Ms Drama: That was my fart.
Me: You can say “Excuse me”.
Ms Drama: Excuse me!
Ms Action: You can still be a princess though. Even if you fart.
Ms Drama: Yeah. Did you fart too?
Ms Action: Yes. Excuse me!
Ms Action: That little man goes in the dollhouse.
Ms Drama: Should I put him in the bed?
Ms Action: No, put him on the potty, because he has to go lots and lots and lots of pretend poo poo.
Ms Action (shrieking!!): Mom! My coat unzipped again!!!
Me: I’m sorry that happened, we will fix it when we get there.
Ms Action: No! It’s not right! Fix it now!
Me: Honey, sometimes coats don’t work the way they are supposed too. Like, my coat won’t zip at all right now because my belly is so big.
Silence…
Ms Action (Matter-of-factly): That’s because you have a baby in your belly. That’s what wrong with you.
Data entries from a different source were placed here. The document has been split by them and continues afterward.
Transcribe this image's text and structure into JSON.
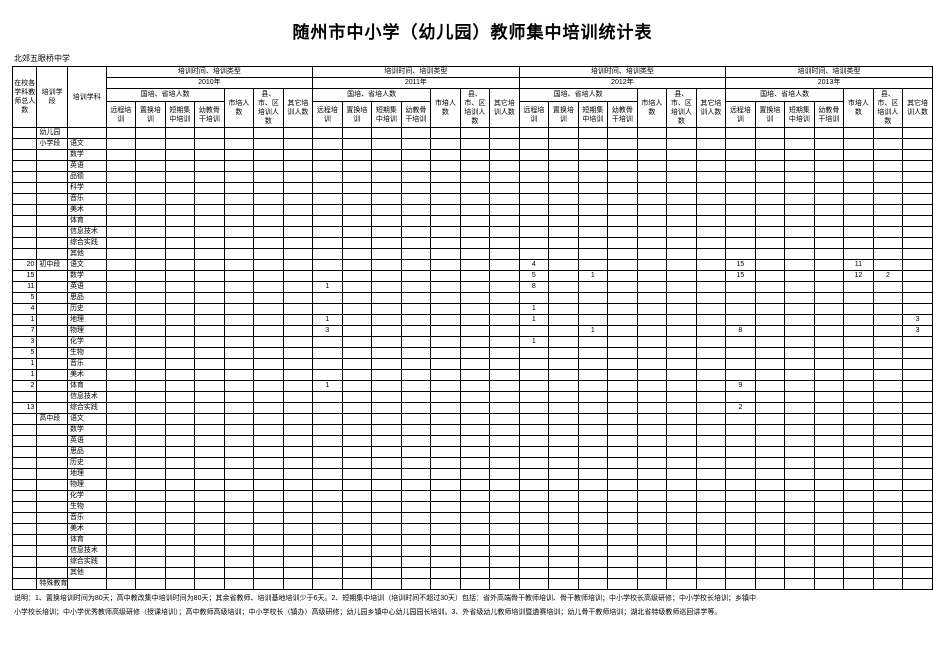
{
  "title": "随州市中小学（幼儿园）教师集中培训统计表",
  "subtitle": "北郊五眼桥中学",
  "header": {
    "col_a": "在校各学科教师总人数",
    "col_b": "培训学段",
    "col_c": "培训学科",
    "year_block_top": "培训时间、培训类型",
    "years": [
      "2010年",
      "2011年",
      "2012年",
      "2013年"
    ],
    "group_guosheng": "国培、省培人数",
    "sub_yuancheng": "远程培训",
    "sub_zhihuan": "置换培训",
    "sub_duanqi": "短期集中培训",
    "sub_yougugan": "幼教骨干培训",
    "col_shipei": "市培人数",
    "col_xianqu": "县、市、区培训人数",
    "col_qita": "其它培训人数"
  },
  "stages": {
    "youeryuan": "幼儿园",
    "xiaoxue": "小学段",
    "chuzhong": "初中段",
    "gaozhong": "高中段",
    "teshu": "特殊教育"
  },
  "subjects_primary": [
    "语文",
    "数学",
    "英语",
    "品德",
    "科学",
    "音乐",
    "美术",
    "体育",
    "信息技术",
    "综合实践",
    "其他"
  ],
  "subjects_middle": [
    "语文",
    "数学",
    "英语",
    "思品",
    "历史",
    "地理",
    "物理",
    "化学",
    "生物",
    "音乐",
    "美术",
    "体育",
    "信息技术",
    "综合实践"
  ],
  "subjects_high": [
    "语文",
    "数学",
    "英语",
    "思品",
    "历史",
    "地理",
    "物理",
    "化学",
    "生物",
    "音乐",
    "美术",
    "体育",
    "信息技术",
    "综合实践",
    "其他"
  ],
  "data_middle": {
    "语文": {
      "count": "20",
      "y11_yc": "",
      "y12_yc": "4",
      "y13_yc": "15",
      "y13_sp": "11"
    },
    "数学": {
      "count": "15",
      "y12_yc": "5",
      "y12_dq": "1",
      "y13_yc": "15",
      "y13_sp": "12",
      "y13_xq": "2"
    },
    "英语": {
      "count": "11",
      "y11_yc": "1",
      "y12_yc": "8"
    },
    "思品": {
      "count": "5"
    },
    "历史": {
      "count": "4",
      "y12_yc": "1"
    },
    "地理": {
      "count": "1",
      "y11_yc": "1",
      "y12_yc": "1",
      "y13_sp": "",
      "y13_qt": "3"
    },
    "物理": {
      "count": "7",
      "y11_yc": "3",
      "y12_dq": "1",
      "y13_yc": "8",
      "y13_qt": "3"
    },
    "化学": {
      "count": "3",
      "y12_yc": "1"
    },
    "生物": {
      "count": "5"
    },
    "音乐": {
      "count": "1"
    },
    "美术": {
      "count": "1"
    },
    "体育": {
      "count": "2",
      "y11_yc": "1",
      "y13_yc": "9"
    },
    "信息技术": {
      "count": ""
    },
    "综合实践": {
      "count": "13",
      "y13_yc": "2"
    }
  },
  "note1": "说明：1、置换培训时间为80天；高中教改集中培训时间为80天；其余省教师、培训基地培训少于6天。2、短期集中培训（培训时间不超过30天）包括：省外高端骨干教师培训、骨干教师培训；中小学校长高级研修；中小学校长培训；乡镇中",
  "note2": "小学校长培训；中小学优秀教师高级研修（授课培训）；高中教师高级培训；中小学校长（镇办）高级研修；幼儿园乡镇中心幼儿园园长培训。3、外省级幼儿教师培训暨遴赛培训；幼儿骨干教师培训；湖北省特级教师巡回讲学等。"
}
Me: Honey? Where is the Salad bowl?
Silence…
Husband (smiling sheepishly): Um, I think I put it in that food cabinet. You know the one that you cleaned out in a pregnancy hormone induced rampage the other day and told me to never put dishes in there anymore?
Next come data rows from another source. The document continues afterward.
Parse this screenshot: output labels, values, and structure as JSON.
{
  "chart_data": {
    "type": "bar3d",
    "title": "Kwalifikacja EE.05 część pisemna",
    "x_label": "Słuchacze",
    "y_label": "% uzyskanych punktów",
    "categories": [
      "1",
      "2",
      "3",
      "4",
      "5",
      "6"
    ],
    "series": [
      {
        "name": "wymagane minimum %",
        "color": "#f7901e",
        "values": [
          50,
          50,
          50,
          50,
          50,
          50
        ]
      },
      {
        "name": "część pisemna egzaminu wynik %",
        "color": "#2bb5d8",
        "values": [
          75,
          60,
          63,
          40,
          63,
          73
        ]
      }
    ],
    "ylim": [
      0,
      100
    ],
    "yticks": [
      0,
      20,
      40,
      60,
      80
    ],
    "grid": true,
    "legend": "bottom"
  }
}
Ms Drama: What is a Jelly fish?
Ms Action: A jelly fish is made out of bubble gum.
Ms Drama: Ohhhh, so that the fish can eat them.
Ms Action: No, fish don’t eat Jelly fish.
Silence…
Ms Action: Fish, BIG fish can eat people!
Ms Drama: Yeah, because they have big teeth like me. (chomps her teeth)
Ms Action: But people don’t like that, because teeth can hurt! So they say “no fish! Don’t bite me!”
Me: YOU can have the Thai food, but I’ve been craving French toast for days now, so I’m having that.
Husband: Oh. Is that why you’ve been suggesting French toast for like every meal?
Ms Action: Mom, I’m a “kinkadoo”, do you know that word kinkadoo?
Me: Ummm, you mean a kangaroo?
Ms Action: No, a kinkadoo. Kink a doo.
Me: ??
Ms Drama: Oh no! The kinkadoo is stuck in a beehive!
Me: ??
Ms Drama: But then Diego will tell us to pull pull pull and we will get him out!
(That was when I realized they were talking about a cartoon. If anyone knows what Spanish word sounds like “kinkadoo” let me know!)
Me(crying): This day stinks. The house is messy, the kids won’t stop touching me and the bread for my sandwich won’t work right!
Hubby: Um, maybe you should go take a nap now.
Me (stomping my foot): No! I’m tired of being tired and I’m tired of sleeping!